As discussed, within field hockey, players are required to maintain low intensity activity with high intensity activity.  Therefore, the effect of an increase in core strength was evaluated in relation to sprint times as players are required to have short, high intensity sprints especially if playing in a forward position (Vescovi and Frayne, 2015).  Participants who had completed the specific hip flexion resistance exercises (which can be defined as the core over 8 weeks, 3 times a week) improved their 40-yard dash and shuttle run time and isometric hip strength compared to the control (Deane et al. 2005). However the participants were not elite athletes and their normal training regimes were not altered or recorded; therefore there was no standardised control group and it cannot be concluded the targeted hip flexor exercises specifically resulted in an improved sprint time. 

In attempting to train the core multiple exercises are used within the literature in an attempt to increase core strength and stability. Multi-strength exercises are required to increase overall core strength as different exercises affect different core musculature.

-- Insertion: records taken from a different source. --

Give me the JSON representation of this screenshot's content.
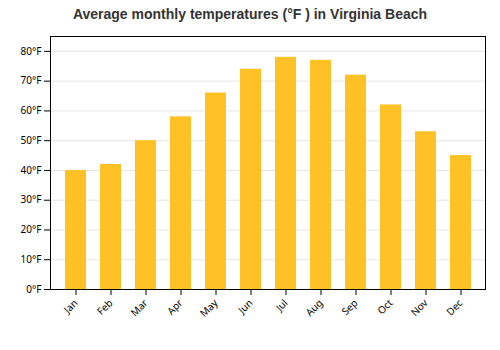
{
  "chart_data": {
    "type": "bar",
    "title": "Average monthly temperatures (°F ) in Virginia Beach",
    "categories": [
      "Jan",
      "Feb",
      "Mar",
      "Apr",
      "May",
      "Jun",
      "Jul",
      "Aug",
      "Sep",
      "Oct",
      "Nov",
      "Dec"
    ],
    "values": [
      40,
      42,
      50,
      58,
      66,
      74,
      78,
      77,
      72,
      62,
      53,
      45
    ],
    "color": "#FFC125",
    "ylim": [
      0,
      85
    ],
    "yticks": [
      {
        "value": 0,
        "label": "0°F"
      },
      {
        "value": 10,
        "label": "10°F"
      },
      {
        "value": 20,
        "label": "20°F"
      },
      {
        "value": 30,
        "label": "30°F"
      },
      {
        "value": 40,
        "label": "40°F"
      },
      {
        "value": 50,
        "label": "50°F"
      },
      {
        "value": 60,
        "label": "60°F"
      },
      {
        "value": 70,
        "label": "70°F"
      },
      {
        "value": 80,
        "label": "80°F"
      }
    ],
    "grid": true
  }
}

An 80% one-repetition squat seen to increase lumbar-sacral erector spinae most effectively with an 80% one repetition deadlift activating the upper lumbar erector spinae musculature. In contrast the squat, deadlift, body weight squat or deadlift, swiss ball sidebridge and superman exercises did not significantly activate core muscles (Hamlyn et al. 2007).  However this study had a small number of participants (n=16) and exclusion criteria included previous and current low back pain which has established effects of core muscle strength and activation patterns.

The use of an unstable surface during core training exercises with a 10 repetition maximum stable load results in the largest EMG activity of the RA, lower erector spinae and the upper erector spinae musculature in trained participants.  However the EO recorded a high EMG recording when trained on a stable surface with an unstable load, however these values were not significantly different. Moreover it has been suggested increasing the strength of the RA beyond optimal can have a destabilising effect on the spine in a frontal plane (Kohler et al. 2010). 

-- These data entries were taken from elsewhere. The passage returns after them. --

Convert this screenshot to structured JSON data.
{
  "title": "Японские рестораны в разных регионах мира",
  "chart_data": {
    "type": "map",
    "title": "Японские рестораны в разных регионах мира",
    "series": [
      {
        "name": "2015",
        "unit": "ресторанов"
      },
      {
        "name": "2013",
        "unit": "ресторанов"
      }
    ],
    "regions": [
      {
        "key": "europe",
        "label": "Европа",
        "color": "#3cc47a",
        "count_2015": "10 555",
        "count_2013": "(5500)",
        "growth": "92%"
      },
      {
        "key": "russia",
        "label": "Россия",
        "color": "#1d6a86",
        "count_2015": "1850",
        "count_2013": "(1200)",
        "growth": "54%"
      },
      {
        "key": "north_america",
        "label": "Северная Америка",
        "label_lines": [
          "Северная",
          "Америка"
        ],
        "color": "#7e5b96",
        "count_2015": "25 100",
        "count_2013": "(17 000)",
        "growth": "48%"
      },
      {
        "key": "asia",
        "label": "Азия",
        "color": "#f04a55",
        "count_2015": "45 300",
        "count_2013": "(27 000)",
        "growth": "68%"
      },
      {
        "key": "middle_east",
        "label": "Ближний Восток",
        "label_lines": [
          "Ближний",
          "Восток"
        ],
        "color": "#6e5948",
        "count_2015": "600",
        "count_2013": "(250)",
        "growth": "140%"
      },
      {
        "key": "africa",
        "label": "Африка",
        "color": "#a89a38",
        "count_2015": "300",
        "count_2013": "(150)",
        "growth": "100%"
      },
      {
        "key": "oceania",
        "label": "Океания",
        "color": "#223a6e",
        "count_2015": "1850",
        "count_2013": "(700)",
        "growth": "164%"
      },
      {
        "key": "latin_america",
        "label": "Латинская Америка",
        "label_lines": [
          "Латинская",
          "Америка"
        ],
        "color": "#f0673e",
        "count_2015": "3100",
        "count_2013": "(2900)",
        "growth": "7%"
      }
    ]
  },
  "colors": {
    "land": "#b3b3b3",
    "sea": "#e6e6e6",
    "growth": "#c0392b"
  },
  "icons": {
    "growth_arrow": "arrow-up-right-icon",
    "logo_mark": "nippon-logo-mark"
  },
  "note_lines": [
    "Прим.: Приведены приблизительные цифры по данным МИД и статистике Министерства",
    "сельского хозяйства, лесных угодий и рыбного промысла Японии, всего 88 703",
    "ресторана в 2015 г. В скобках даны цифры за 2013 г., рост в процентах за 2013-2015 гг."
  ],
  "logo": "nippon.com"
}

A study attempted to assess core stability in relation to athletic performance in a functional test, the double leg-lowering test (DLL).  This test requires high levels of muscle activation and trunk stabilisation has been described as a functional test for core stability.  The participants who recorded a higher core stability in the DLL test only saw a significantly better throwing distance, all other measures of performance including an agility test, forty yard dash and vertical jump were not correlated with a higher DLL measurement (Sharrock et al. 2011).  However, the study used the DLL test to measure core stability, this test is a static singular plane movement and not representative of a dynamic multi-directional sport such as hockey.

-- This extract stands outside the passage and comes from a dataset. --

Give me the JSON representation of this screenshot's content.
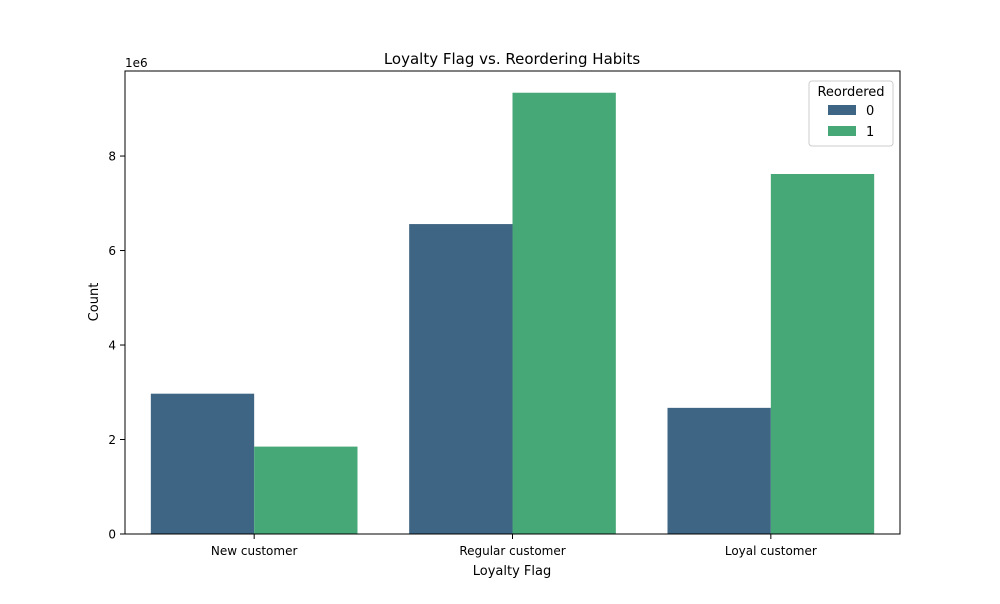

In field hockey upper limb strength and control is vital, as unlimitedly force generation will be transferred to the stick and ball.  The role of the core is to provide a dynamic stable base to enable upper limb movements. Participants who completed three different core exercises showed a significantly reduced postural sway, as measured by a stabilometer, when completing upper limb tasks such as turning pins in a slight forward lean posture.  This indicated improved trunk stability when completing an upper limb functional task after 20 minutes of core exercises (Miyake at al. 2013).   However the results cannot be generalised to the elite hockey player, as the upper limb functional task used in the study was not sport or hockey specific and the participants were not athletes.